Question

Find the Bohr radius of doubly ionized lithium (Li \(^{2+}\) ).

Short answer

Answer: The Bohr radius of doubly ionized lithium (Li \(^{2+}\)) is approximately \(5.3\times 10^{-11}\ \text{m}\).

Step-by-step solution

Write down the formula for the Bohr radius for hydrogen-like atoms

The Bohr radius for a hydrogen-like atom/ion is given by the formula: \(r_{n,Z}=\frac{n^{2}h^{2}\varepsilon _{0}}{\pi m_{e}Ze^{2}}\), where \(r_{n,Z}\) is the Bohr radius, \(n\) is the principal quantum number (n=1 for the ground state), \(h\) is the Planck constant, \(\varepsilon _{0}\) is the vacuum permittivity, \(\pi\) is the well-known constant, \(m_{e}\) is the electron's mass, \(Z\) is the atomic number of the nucleus (3 for Li), and \(e\) is the elementary charge.

Use the values of constants

Now we need to plug the values of the constants into the formula. The constants are: \(h=6.626\times 10^{-34}\ \text{Js}\), \(\varepsilon _{0}=8.854\times 10^{-12}\ \text{C}^{2}\text{N}^{-1}\text{m}^{-2}\), \(m_{e}=9.109\times 10^{-31}\ \text{kg}\), \(e=1.602\times 10^{-19}\ \text{C}\).

Calculate the Bohr radius of Li \(^{2+}\)

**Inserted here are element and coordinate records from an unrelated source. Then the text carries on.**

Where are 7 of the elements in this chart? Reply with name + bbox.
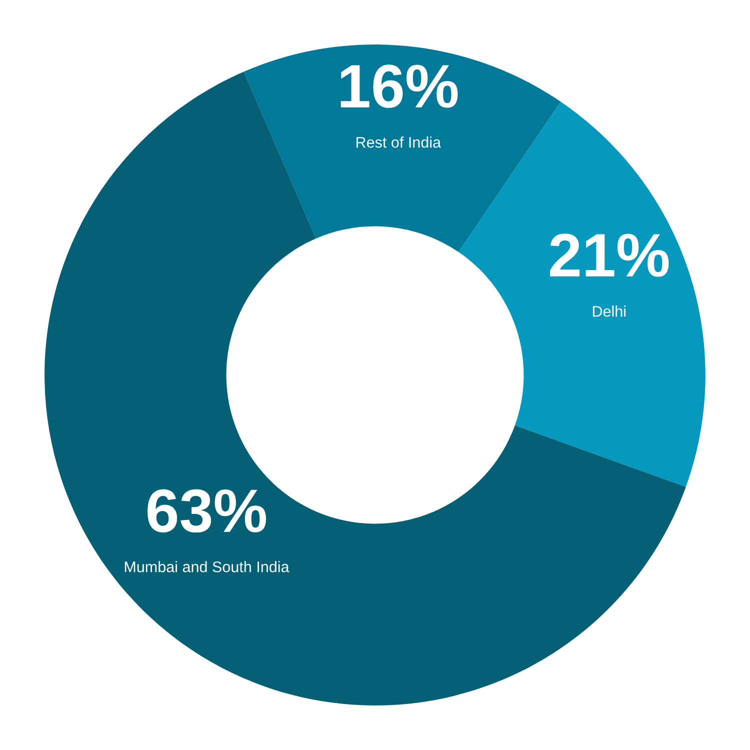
- slice-label: Rest of India: [356, 136, 442, 148]
- slice-label: Mumbai and South India: [124, 561, 290, 572]
- data-label: 21%: [550, 234, 669, 277]
- data-label: 63%: [148, 489, 266, 533]
- slice-label: Delhi: [592, 306, 626, 317]
- donut-slice: [458, 102, 706, 487]
- data-label: 16%: [340, 64, 458, 108]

Plug the values of the constants and the values of \(n=1\) and \(Z=3\) for Li \(^{2+}\) into the Bohr radius formula: \(r_{=1,3}=\frac{(1)^{2}(6.626\times 10^{-34}\ \text{Js})^{2}(8.854\times 10^{-12}\ \text{C}^{2}\text{N}^{-1}\text{m}^{-2})}{\pi (9.109\times 10^{-31}\ \text{kg})(3)(1.602\times 10^{-19}\ \text{C})^{2}}\). Now we can compute the Bohr radius: \(r_{=1,3}\approx 5.3\times 10^{-11}\ \text{m}\). The Bohr radius of doubly ionized lithium (Li \(^{2+}\) ) is approximately \(5.3\times 10^{-11}\ \text{m}\).